Keine Folge für einen Wiedereinsetzungsantrag wegen Versäumung der Frist zur Einbringung einer Beschwerde bzw eines Verfahrenshilfeantrags; Zurückweisung der Beschwerde als verspätet; Abweisung des Verfahrenshilfeantrags als aussichtslos

Spruch

1. Dem Antrag auf Wiedereinsetzung in den vorigen Stand wird keine Folge gegeben.

2. Die Beschwerde wird zurückgewiesen.

3. Der Antrag auf Abtretung der Beschwerde an den Verwaltungsgerichtshof wird abgewiesen.

4. Der Antrag auf Bewilligung der Verfahrenshilfe wird abgewiesen.

Begründung

Begründung:

1.1. Am 28. Oktober 1994 langte beim Verfassungsgerichtshof die am 27. Oktober 1994 zur Post gebrachte, auf Art144 B-VG gestützte Beschwerde gegen den Bescheid des Landesarbeitsamtes Wien vom 21. Juli 1994, ZIVb/7022/7100 B, ein; eventualiter wurde die Abtretung der Beschwerde an den Verwaltungsgerichtshof begehrt. Dem eingebrachten Schriftsatz fehlte entgegen §82 Abs4 VerfGG die Angabe des Tages der Zustellung des angefochtenen Bescheides. Weiters wurde entgegen §17 Abs2 VerfGG iVm §35 VerfGG, §30 ZPO weder eine urkundliche Vollmacht vorgelegt noch erfolgte eine Berufung auf die erteilte Vollmacht iSd §30 Abs2 ZPO. Der Verfassungsgerichtshof erteilte gemäß §18 VerfGG am 9. November 1994 den Auftrag, die genannten Formmängel innerhalb einer Frist von zwei Wochen zu beheben. Dieser Auftrag wurde dem Beschwerdeführer am 15. November 1994 zugestellt.

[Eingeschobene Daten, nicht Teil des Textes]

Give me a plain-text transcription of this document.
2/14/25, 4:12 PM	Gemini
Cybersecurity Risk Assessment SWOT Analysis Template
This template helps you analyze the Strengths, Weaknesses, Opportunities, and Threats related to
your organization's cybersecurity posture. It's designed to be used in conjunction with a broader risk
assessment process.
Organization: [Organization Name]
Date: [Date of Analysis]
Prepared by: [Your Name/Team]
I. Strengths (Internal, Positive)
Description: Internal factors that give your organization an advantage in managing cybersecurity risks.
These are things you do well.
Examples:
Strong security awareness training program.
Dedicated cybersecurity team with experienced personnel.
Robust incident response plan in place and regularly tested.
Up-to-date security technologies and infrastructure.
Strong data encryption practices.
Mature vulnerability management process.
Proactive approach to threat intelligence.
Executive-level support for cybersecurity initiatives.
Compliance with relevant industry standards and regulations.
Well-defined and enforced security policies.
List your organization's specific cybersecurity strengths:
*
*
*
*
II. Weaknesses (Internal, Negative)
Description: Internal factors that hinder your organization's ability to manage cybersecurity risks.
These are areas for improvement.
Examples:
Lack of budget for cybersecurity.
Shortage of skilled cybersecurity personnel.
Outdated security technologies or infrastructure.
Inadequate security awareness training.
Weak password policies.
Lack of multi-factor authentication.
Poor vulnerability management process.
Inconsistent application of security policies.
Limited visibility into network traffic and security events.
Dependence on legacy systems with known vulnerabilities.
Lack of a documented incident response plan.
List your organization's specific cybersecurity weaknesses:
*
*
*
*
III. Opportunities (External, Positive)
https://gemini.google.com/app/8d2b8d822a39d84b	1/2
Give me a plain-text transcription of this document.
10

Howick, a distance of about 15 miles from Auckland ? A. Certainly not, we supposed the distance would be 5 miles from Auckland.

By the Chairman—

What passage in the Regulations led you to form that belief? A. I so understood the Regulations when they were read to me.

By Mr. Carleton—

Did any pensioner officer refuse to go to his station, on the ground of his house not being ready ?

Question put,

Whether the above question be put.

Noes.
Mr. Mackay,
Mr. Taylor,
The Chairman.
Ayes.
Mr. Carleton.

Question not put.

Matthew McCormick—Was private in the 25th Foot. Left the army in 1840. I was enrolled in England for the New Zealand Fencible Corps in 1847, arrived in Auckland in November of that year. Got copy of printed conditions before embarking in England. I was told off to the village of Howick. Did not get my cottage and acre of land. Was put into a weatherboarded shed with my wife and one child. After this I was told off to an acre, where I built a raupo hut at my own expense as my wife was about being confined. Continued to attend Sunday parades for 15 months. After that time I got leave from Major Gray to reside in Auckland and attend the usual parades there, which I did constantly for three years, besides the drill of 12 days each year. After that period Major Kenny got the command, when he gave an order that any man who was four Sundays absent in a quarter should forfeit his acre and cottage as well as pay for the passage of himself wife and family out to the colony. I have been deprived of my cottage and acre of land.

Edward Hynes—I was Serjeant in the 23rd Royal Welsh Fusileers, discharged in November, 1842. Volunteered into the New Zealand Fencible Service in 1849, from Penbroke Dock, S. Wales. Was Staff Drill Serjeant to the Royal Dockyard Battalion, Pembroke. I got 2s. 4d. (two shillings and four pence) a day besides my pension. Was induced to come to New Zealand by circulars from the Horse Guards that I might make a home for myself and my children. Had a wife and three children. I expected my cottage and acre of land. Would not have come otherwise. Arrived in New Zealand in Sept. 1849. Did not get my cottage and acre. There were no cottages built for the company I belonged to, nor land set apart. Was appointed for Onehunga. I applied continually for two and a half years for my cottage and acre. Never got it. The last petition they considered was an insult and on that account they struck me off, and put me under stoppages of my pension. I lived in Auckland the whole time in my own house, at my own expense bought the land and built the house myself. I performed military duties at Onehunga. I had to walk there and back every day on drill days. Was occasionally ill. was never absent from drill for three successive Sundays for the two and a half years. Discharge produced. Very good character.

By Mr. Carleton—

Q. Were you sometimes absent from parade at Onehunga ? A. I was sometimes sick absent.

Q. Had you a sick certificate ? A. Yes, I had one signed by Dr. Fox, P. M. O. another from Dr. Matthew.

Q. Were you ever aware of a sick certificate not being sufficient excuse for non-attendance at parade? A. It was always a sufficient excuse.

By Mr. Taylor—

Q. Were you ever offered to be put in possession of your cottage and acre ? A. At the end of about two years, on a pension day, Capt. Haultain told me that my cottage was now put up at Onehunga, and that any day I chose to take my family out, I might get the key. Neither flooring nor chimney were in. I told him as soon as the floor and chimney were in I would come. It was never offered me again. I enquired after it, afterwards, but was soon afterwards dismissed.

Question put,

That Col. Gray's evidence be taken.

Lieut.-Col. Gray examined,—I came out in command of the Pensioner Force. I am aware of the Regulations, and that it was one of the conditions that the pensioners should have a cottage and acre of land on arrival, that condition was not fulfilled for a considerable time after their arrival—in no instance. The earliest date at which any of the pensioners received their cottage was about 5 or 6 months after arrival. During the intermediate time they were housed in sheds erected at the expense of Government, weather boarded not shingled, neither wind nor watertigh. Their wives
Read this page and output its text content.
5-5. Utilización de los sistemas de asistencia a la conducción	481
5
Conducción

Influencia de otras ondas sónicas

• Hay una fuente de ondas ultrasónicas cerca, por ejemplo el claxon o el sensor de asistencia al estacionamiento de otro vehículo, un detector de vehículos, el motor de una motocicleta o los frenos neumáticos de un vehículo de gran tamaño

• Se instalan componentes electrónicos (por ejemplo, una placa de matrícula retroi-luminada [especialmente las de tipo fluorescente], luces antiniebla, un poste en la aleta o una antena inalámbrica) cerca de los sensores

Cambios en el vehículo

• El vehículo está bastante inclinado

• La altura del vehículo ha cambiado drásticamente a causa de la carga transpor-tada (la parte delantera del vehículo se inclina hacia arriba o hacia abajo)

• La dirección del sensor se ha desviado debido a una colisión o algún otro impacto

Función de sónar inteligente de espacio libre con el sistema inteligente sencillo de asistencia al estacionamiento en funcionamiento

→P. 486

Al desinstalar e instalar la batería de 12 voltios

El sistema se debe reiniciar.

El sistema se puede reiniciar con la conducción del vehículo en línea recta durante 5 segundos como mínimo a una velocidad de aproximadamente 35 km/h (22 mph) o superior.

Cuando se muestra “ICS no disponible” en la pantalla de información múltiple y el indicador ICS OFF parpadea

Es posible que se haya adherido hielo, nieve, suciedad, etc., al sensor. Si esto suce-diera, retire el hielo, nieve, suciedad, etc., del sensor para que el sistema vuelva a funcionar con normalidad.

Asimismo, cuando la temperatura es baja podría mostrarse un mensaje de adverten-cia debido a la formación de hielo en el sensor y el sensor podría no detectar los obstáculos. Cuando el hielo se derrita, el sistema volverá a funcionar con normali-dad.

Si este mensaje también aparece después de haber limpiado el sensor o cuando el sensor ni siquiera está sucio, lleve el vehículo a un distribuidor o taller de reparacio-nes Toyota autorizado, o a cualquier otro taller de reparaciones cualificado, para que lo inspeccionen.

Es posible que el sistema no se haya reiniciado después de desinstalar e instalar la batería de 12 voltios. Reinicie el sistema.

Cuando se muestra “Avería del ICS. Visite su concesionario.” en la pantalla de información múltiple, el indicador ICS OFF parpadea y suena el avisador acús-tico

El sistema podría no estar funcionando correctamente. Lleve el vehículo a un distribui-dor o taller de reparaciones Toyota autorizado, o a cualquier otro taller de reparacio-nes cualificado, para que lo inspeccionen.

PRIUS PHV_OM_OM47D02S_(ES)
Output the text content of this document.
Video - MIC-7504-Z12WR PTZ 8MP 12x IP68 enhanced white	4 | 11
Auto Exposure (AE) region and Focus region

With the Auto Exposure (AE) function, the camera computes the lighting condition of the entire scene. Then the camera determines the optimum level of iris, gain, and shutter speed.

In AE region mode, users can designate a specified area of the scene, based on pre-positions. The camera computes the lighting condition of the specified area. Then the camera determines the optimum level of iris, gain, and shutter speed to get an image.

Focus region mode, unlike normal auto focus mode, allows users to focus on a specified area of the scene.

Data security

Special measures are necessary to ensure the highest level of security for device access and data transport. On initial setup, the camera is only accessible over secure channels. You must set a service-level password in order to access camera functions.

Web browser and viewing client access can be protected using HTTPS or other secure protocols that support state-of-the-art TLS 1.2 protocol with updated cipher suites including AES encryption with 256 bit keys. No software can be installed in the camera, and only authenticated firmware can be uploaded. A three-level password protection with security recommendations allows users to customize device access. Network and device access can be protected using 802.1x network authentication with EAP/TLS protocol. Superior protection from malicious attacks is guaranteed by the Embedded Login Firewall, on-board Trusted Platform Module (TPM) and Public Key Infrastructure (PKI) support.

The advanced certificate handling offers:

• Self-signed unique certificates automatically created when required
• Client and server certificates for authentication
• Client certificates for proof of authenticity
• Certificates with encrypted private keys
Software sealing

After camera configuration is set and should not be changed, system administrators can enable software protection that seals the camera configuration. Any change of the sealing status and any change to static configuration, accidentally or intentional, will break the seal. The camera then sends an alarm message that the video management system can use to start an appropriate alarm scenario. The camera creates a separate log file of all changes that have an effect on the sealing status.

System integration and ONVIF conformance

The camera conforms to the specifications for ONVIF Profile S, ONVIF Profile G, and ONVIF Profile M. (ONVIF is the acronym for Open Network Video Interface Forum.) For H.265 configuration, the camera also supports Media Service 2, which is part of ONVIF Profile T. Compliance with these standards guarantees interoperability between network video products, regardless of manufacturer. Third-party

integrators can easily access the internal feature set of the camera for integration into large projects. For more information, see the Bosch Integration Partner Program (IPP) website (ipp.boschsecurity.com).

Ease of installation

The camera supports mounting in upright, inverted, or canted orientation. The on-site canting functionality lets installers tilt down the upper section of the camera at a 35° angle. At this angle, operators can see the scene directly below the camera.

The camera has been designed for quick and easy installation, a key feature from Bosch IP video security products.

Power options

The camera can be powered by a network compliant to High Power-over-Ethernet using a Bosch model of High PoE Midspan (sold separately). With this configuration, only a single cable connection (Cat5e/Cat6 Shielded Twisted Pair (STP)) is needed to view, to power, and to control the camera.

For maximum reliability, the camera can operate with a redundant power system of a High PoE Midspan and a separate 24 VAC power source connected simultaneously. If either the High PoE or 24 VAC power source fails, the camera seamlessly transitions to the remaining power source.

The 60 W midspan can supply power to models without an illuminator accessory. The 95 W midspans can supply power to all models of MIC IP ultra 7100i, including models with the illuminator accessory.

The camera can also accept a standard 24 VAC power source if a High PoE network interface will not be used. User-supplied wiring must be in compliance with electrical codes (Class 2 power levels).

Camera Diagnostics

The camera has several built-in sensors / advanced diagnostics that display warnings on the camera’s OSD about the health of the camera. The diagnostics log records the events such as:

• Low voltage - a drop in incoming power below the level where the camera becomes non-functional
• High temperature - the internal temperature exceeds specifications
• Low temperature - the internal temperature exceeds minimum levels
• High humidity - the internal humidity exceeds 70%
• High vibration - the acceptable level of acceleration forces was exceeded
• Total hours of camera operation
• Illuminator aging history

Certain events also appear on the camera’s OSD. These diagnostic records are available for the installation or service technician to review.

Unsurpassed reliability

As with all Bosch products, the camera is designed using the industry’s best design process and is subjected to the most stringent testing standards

1.2. Mit einem am 29. November 1994 zur Post gegebenen Schriftsatz gab der Beschwerdeführer innerhalb der gesetzten Frist zur Mängelbehebung bekannt, daß ihm der angefochtene Bescheid am 25. Juli 1994 zugestellt wurde. Der Beschwerdeführer beantragte gleichzeitig die "Bewilligung der Wiedereinsetzung gegen die Versäumung der Frist zur Beantragung der Verfahrenshilfe" und stellte unter einem den "Antrag auf Gewährung der Verfahrenshilfe im gesamten Umfange zur Einbringung einer Beschwerde an den Verfassungsgerichtshof gemäß Art144

B-VG".

Zur Begründung des Antrages auf Wiedereinsetzung in den vorigen Stand wird im wesentlichen folgendes vorgebracht:

Der Beschwerdeführer habe innerhalb von sechs Wochen nach Erhalt des im Verfahren vor dem Verfassungsgerichtshof angefochtenen Bescheides des Landesarbeitsamtes Wien vom 21. Juli 1994 beim Verwaltungsgerichtshof den Antrag auf Gewährung der Verfahrenshilfe zur Einbringung einer Beschwerde an diesen Gerichtshof gestellt. Dem Antrag sei vom Verwaltungsgerichtshof stattgegeben und dem Beschwerdeführer mittels Bescheid der Rechtsanwaltskammer Wien für das Verfahren vor dem Verwaltungsgerichtshof ein Verfahrenshelfer bestellt worden, welcher seinen Bestellungsbescheid am 30. September 1994 erhalten habe. Aufgrund eines Versehens des bestellten Verfahrenshelfers sei jedoch eine Beschwerde beim Verfassungsgerichtshof eingebracht worden, obwohl die Beschwerdefrist für diesen Gerichtshof zu diesem Zeitpunkt bereits abgelaufen war. Der Irrtum sei dem Verfahrenshelfer erst durch den Mängelbehebungsauftrag des Verfassungsgerichtshofes bewußt geworden. Der Beschwerdeführer sei rechtsunkundig, sodaß ihm der Unterschied zwischen Verwaltungsgerichtshof und Verfassungsgerichtshof nicht geläufig gewesen sei. Aus diesem Grund sei ihm der Irrtum seines Verfahrenshelfers auch nicht aufgefallen, als dieser ihm mitteilte, daß er eine Verfassungsgerichtshofbeschwerde vorbereite.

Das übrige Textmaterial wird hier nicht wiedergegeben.